A relação proteína-animal é uma métrica útil para caracterizar uma preparação de EV. Esta métrica pode fornecer um meio rápido para determinar a consistência entre as preparações de EV. Em média, 1.000 animais adultos jovens do tipo selvagem secretarão 1 μg de proteínas maiores que 10 kDa em seu ambiente(Figura 4A). Quando esta fração é ainda mais separada pela cromatografia de exclusão de tamanho, o perfil total de elução de proteínas mostra um pequeno pico de proteína entre 2-6 mL e um grande pico após 8 mL. Os EVs estão contidos nos primeiros 5 mL da coluna eluate(Figura 4B). Análise de rastreamento de nanopartículas os primeiros 5 mL da coluna eluate contém uma população monodispersa de pequenos EVs de ~150 nm(Figura 4C). A microscopia eletrônica de transmissão de frações de exclusão de tamanho revela EVs abundantes na fração de 2-6 mL de eluate, mas não nos volumes eluate posteriores. Os EVs são conhecidos por sua forma semelhante a um copo e, portanto, são fáceis de discriminar de partículas sólidas que aparecem como pontos brilhantes quando preparados as condições de coloração negativas(Figura 4D).

Figure 4
Figura 4: Purificação de EVs C. elegans da biomassa secretada total. (A) Arazão entre as proteínas totais maiores que 10 kDa ao número de vermes incubados na preparação de 10 réplicas biológicas foi traçada. A maioria das preparações continha 1 μg de proteína por 1.000 animais. (B) Perfil de elução protéica a partir de uma coluna de resina de 10 mL carregada com 1 mL do secretome concentrado. As frações que são consolidadas em análises posteriores são sombreadas em grupos. (C) Análise de rastreamento de nanopartículas das frações eluidas de resina consolidada 2-6 mL. O intervalo de confiança de 95% é cinza sombreado. (D) Análise TEM das frações eluidas de resina consolidada. O material inicial tinha partículas semelhantes a vesículas e partículas não vesículas. A fração de elução consolidada de 2-6 mL foi enriquecida para vesículas com poucas partículas não vesículas. As frações consolidadas de 7-11 mL continham poucas partículas semelhantes a vesículas, mas muitas partículas não vesículas. As frações de elução de 12 a 15 mL continham apenas partículas não vesículas. Todos os micrografos são mostrados na mesma ampliação. Barra de escala = 200 nm. Clique aqui para ver uma versão maior desta figura.

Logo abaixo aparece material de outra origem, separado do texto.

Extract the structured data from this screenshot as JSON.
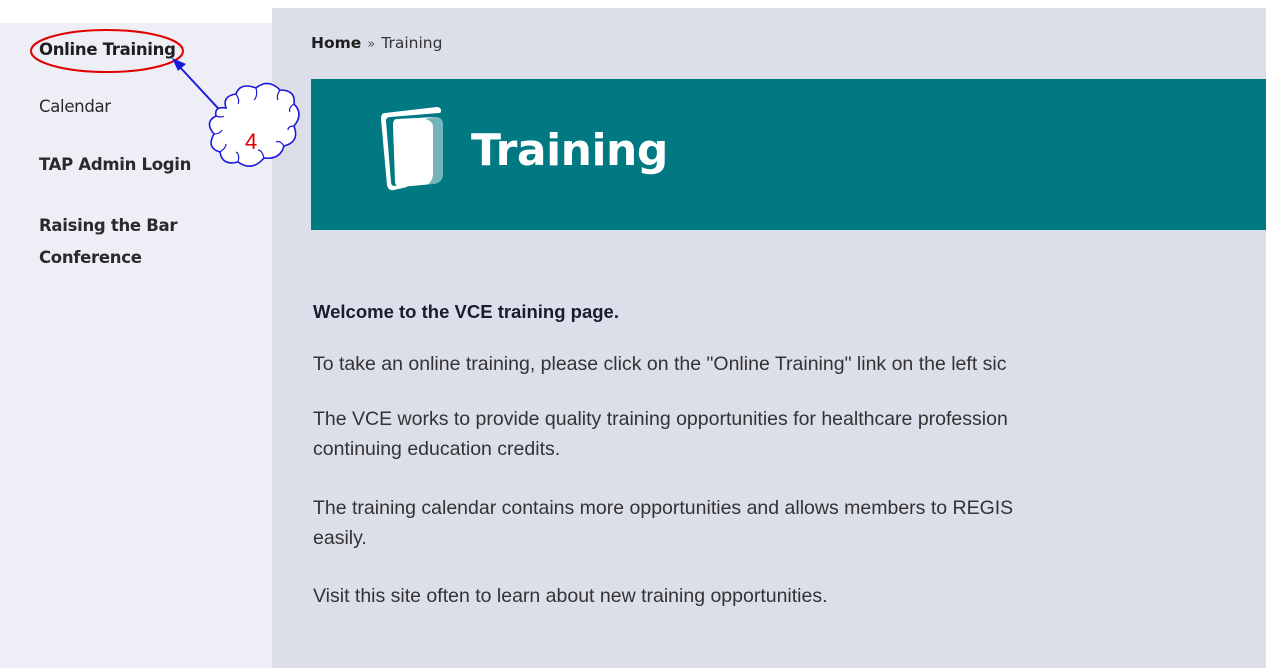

Para comparar diretamente as características de citometria de fluxo entre C. elegans e EVs humanos, purificamos Os EVs a partir da mídia condicionada das culturas celulares dos neurônios humanos com este método. A citometria de fluxo separa partículas baseadas na dispersão de luz. A dispersão de luz de pequeno ângulo (SALS) se correlaciona aproximadamente com o tamanho, e a dispersão de luz de ângulo longo (LALS) se correlaciona com a estrutura da membrana interna. A maioria dos eventos amostrais totais tanto da cultura celular quanto das preparações de Ev de C. elegans são fortemente focadas em um cluster centrado em torno de 103 SALS e 104 LALS(Figura 5A). Um histograma de eventos de amostra de C. elegans EV classificados pela SALS mostra que todos os preparativos atingem ~103 (Figura 5B).

Figure 5
Figura 5: C. elegans EVs são claramente definidos por suas propriedades de dispersão de luz. (A) Histograma de eventos SALS em três réplicas biológicas de EVs C. elegans. ~80% dos eventos amostrais totais estão contidos em uma população apertada e claramente definida. Semelhante à análise de rastreamento de nanopartículas, mostra que a distribuição de tamanho de EVs C. elegans é monodispersa. O histograma do tampão Basal S usado para diluir as amostras é mostrado para comparação. (B) Comparação das propriedades refrativas de C. elegans e eVs de cultura celular humana purificadas com os métodos descritos neste texto. Ambos os tipos de EV apresentam consistentemente distribuições de dispersão de luz de ângulo curto e longo comparável (SALS e LALS). Clique aqui para ver uma versão maior desta figura.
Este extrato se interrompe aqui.